Things  happen every day that bring your heart rate up and cause you shoulders to meet your earlobes. Much of that anger can feel quite justifiedand even righteous … and a lot of it probably is … but walking around angry doesn’t really change anything.

Anger is something I have had to deal with. I never, ever thought I had anger issues. Those verses don’t apply to me. Well, at least they didn’t until I moved here. I can only get in under control when I allow God to take control. It has to be a conscious choice, every day, to wake up and meet Him. When I start the day right, I am able to exist, most of the time, in a place like Haiti.
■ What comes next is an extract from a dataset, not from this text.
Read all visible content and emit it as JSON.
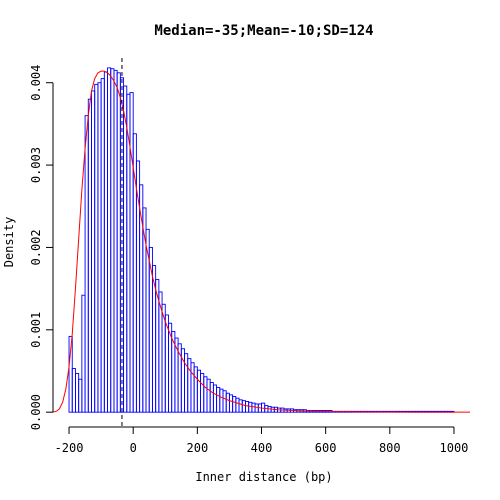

God wants to hear from us every morning, He wants to share a special word from His word. He has something encouraging to say to you, something to get us through the day, a verse to comfort you, something to share with someone else. We can choose to ignore Him and busy ourselves with the day. Or we can choose to sit at His feet, even for just a few moments, to be renewed by the Holy Spirt-so we show His fruit of the Spirit all day long.